Poizner proposes that the department only review rate increases, allowing companies to file for decreases without review. But Garamendi and Rosenfield warn that such a change could allow insurers to overcharge consumers.
“My experience is that companies sometimes come to the department asking for a 5 percent reduction when – after investigation – we find that what is really required is a reduction of 15 to 20 percent,” Garamendi said.
“This regulation blinds the eyes of the Insurance Department. The inevitable result is that rates will not be as low as they should be.”
Ng said current policy discourages companies from requesting rate decreases.

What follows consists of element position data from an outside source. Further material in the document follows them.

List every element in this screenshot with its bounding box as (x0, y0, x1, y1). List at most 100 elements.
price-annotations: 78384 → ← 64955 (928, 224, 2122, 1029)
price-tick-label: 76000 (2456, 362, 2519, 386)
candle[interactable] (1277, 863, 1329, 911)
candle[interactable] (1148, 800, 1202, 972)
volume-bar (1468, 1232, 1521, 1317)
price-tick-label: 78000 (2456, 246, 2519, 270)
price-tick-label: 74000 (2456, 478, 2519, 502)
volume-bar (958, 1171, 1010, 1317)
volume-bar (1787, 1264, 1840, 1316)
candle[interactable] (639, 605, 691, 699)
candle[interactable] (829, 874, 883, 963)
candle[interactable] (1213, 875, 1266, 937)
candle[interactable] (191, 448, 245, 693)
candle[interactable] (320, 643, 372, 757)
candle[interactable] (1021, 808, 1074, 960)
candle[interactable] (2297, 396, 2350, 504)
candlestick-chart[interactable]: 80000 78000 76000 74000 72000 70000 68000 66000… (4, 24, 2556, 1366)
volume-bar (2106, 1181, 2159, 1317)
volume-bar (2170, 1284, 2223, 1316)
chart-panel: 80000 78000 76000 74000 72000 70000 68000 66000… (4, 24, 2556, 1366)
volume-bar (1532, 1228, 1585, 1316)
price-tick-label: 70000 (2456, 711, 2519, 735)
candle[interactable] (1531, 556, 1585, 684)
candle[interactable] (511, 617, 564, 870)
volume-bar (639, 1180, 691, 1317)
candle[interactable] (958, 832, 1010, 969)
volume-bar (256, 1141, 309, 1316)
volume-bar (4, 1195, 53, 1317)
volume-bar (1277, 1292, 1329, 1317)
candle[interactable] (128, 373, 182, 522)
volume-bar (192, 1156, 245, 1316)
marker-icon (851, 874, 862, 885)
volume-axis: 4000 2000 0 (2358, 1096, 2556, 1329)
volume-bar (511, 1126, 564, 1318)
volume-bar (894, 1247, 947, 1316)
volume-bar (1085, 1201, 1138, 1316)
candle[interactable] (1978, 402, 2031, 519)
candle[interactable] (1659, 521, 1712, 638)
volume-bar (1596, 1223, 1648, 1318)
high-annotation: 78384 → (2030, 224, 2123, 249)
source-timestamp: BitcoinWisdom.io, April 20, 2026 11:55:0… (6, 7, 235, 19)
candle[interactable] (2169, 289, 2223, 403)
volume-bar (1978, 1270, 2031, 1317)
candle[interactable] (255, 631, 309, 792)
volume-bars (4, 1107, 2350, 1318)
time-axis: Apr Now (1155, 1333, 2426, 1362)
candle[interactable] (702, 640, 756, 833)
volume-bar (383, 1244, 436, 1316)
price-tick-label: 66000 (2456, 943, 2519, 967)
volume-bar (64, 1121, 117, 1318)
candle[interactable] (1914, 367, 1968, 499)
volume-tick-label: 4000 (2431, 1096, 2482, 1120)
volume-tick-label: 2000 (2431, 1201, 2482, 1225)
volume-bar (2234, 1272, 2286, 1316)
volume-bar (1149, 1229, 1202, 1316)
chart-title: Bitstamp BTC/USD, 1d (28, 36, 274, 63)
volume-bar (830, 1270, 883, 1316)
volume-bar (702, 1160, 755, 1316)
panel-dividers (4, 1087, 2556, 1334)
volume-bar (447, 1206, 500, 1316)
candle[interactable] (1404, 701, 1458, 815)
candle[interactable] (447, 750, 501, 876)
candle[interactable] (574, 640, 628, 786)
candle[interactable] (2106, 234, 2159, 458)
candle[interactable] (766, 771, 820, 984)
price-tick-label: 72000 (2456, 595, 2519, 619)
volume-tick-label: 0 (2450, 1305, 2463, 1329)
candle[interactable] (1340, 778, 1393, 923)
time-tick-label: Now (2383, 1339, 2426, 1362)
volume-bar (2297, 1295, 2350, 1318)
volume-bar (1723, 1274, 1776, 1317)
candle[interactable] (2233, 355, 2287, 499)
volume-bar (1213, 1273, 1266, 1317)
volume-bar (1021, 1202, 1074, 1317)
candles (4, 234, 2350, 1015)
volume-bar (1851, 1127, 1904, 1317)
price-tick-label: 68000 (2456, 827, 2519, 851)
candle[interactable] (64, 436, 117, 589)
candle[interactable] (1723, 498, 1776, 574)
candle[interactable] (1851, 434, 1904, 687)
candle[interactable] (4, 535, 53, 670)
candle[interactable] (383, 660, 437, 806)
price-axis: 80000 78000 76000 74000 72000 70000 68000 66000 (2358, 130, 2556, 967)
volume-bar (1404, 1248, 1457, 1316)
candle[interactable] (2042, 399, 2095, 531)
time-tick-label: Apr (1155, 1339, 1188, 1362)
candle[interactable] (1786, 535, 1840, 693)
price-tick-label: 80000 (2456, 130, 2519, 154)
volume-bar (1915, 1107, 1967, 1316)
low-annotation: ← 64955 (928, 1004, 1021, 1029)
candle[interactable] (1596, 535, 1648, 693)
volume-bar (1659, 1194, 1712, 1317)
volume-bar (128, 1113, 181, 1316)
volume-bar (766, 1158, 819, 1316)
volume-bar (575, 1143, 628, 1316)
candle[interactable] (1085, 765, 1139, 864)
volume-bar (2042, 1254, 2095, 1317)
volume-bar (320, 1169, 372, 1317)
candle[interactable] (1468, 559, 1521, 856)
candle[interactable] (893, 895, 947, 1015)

“What we’ve heard from insurers is that if someone comes to us asking for a 3 percent reduction and we tell them we think it should be 12 percent, that discourages them from coming in,” Ng said. “We think we should make it easier for insurance companies to lower their rates. We believe that this will encourage companies to come in whenever they like.”
But Todd Foreman, a former Insurance Department regulator who is now a staff attorney at Consumer Watchdog, said the new policy runs counter to the spirit of Proposition 103.
“What Poizner is saying is, ‘I’m not going to do my job as a regulator. I’m going to sit back and wait for the companies to come in to tell me where they want to set their rates,’” Foreman said.
“That’s a fundamental misunderstanding of the law and of his job as a regulator.”
Dean Calbreath: (619) 293-1891; [email protected]
CONSUMER CRITICISM
Critics of Insurance Commissioner Steve Poizner say he did not cut
insurance costs aggressively in 2008 and is now allowing prices to
rise. Poizner’s office says that there are many legitimate reasons for
prices to rise.
Price reductions ordered by the Department of Insurance:
2006 | 2007 | 2008
Homeowners $142 million | $475 million | $198 million
Auto $664 million | $638 million | $190 million
Total * $899 million | $1.2 billion | $494 million
* Includes other forms of insurance.